Pollock describes Lizzie's alienation from the world outside as "the bell-jar effect," writing, "For Lizzie, a bell-jar effect. Simple acts seem filled with significance. Lizzie is trying to fulfill other people's expectations of 'normal.'" On the day leading up to the murders, Lizzie is completely trapped in her own "bell jar," trying desperately to connect her lived reality to the reality of those around her.
Being a Lady
One of the things that separate Lizzie from her family's expectations of her is the fact that she is bad at being a society lady. Lizzie's forthrightness and boldness are not considered "lady-like," and this is part of what everyone resents about her, including her own father. While there is an affection between Lizzie and Mr. Borden, he is also wary of her more androgynous traits. In a stage direction, when Mr. Borden is trying to level with his daughter about being better behaved, Pollock writes, "She smiles at him, there is affection between them. She has the qualities he would like in a son but deplores in a daughter."
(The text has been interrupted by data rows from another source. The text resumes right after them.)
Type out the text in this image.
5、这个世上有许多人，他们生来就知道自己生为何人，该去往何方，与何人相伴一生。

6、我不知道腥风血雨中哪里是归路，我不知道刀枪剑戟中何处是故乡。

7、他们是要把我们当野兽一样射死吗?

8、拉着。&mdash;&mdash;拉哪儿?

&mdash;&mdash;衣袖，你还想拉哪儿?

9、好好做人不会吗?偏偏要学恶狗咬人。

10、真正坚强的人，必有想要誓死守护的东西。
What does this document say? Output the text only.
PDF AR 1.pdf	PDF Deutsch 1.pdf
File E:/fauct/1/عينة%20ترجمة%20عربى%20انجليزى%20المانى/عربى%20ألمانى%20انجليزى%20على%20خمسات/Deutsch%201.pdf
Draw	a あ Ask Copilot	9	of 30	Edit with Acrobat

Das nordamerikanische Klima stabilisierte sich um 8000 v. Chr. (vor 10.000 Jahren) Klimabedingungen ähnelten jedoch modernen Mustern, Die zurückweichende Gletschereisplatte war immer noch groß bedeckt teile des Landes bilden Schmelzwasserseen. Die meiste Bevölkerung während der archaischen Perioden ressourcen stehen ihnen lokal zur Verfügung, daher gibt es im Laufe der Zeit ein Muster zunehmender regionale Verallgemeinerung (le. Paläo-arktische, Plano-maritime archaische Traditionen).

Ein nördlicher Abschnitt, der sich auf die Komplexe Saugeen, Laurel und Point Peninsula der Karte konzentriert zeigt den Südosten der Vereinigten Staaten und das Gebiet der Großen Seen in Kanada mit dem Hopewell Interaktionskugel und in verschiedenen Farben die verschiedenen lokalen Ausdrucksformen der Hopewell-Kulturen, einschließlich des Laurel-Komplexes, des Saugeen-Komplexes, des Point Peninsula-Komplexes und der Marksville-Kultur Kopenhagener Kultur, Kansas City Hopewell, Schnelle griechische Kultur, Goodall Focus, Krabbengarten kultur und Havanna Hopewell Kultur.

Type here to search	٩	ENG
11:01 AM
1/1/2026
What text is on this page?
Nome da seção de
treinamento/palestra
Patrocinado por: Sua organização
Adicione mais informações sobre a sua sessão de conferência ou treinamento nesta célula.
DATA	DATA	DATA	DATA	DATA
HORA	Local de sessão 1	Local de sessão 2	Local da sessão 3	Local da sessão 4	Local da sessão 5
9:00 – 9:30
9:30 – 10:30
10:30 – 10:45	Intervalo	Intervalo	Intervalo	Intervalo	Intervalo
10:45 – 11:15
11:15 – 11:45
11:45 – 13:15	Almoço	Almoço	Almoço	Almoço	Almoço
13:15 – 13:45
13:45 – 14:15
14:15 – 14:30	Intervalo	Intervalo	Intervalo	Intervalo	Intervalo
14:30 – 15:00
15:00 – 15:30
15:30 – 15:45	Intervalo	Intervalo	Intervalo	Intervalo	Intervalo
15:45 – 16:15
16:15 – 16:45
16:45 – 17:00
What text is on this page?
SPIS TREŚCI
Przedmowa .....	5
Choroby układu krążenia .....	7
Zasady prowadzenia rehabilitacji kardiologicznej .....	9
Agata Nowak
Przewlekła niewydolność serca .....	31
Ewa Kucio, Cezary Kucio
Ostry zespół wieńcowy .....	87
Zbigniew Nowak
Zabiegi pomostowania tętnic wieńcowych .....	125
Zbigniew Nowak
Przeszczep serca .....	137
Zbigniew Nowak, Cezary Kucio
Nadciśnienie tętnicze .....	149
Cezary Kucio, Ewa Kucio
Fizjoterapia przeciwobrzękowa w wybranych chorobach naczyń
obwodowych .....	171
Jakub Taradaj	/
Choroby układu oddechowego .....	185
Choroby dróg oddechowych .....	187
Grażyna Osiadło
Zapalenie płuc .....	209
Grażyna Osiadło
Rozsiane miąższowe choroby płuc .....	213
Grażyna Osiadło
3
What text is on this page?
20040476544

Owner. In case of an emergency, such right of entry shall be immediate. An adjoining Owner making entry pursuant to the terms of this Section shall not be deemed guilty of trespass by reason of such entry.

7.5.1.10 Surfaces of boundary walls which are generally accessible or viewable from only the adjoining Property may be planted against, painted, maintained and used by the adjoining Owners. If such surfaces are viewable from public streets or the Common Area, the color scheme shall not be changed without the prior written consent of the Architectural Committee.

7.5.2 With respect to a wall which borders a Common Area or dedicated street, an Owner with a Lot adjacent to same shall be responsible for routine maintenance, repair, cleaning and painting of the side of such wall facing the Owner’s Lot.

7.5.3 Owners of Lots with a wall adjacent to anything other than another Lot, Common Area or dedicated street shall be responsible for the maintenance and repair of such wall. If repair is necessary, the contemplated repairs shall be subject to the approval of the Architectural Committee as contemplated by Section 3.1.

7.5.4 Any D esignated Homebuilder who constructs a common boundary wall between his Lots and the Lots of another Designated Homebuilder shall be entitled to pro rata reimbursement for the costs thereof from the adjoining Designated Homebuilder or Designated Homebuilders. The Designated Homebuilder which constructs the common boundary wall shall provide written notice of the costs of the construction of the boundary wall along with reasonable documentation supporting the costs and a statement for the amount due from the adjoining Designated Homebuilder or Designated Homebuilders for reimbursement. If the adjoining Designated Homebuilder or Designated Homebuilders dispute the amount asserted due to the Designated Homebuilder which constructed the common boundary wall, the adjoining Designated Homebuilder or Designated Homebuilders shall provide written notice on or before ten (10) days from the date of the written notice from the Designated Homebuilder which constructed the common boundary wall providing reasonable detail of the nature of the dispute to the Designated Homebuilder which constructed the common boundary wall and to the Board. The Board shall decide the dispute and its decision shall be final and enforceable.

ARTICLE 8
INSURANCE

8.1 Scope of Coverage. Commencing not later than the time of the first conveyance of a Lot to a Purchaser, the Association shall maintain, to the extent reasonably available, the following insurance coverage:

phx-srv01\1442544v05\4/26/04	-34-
This failure to live up to others' expectations of her own femininity causes Lizzie a great deal of anguish. In several monologues she discusses the fact that, growing up, she always had scabs on her knees from being outside, which others told her made her fail to live up to the way a lady ought to behave. This expectation plagues her in adulthood, as she fails to live up to the standards of a woman of her class, remaining unmarried and wanting to have a career and control of her own finances.
Abuse
Another element of Lizzie's life that leads the audience to better understand Lizzie's plight is the fact that she lives in an abusive household. Her father hits her several times, strikes a hatchet into the table in rage, and kills her beloved pet pigeons in front of her. These acts of violence against Lizzie are what make her so angry with her family and lead her to become violent towards them. In staging Lizzie's abuse, Pollock shows the audience that Lizzie's acts, while far more violent than abuse, are partially retaliatory.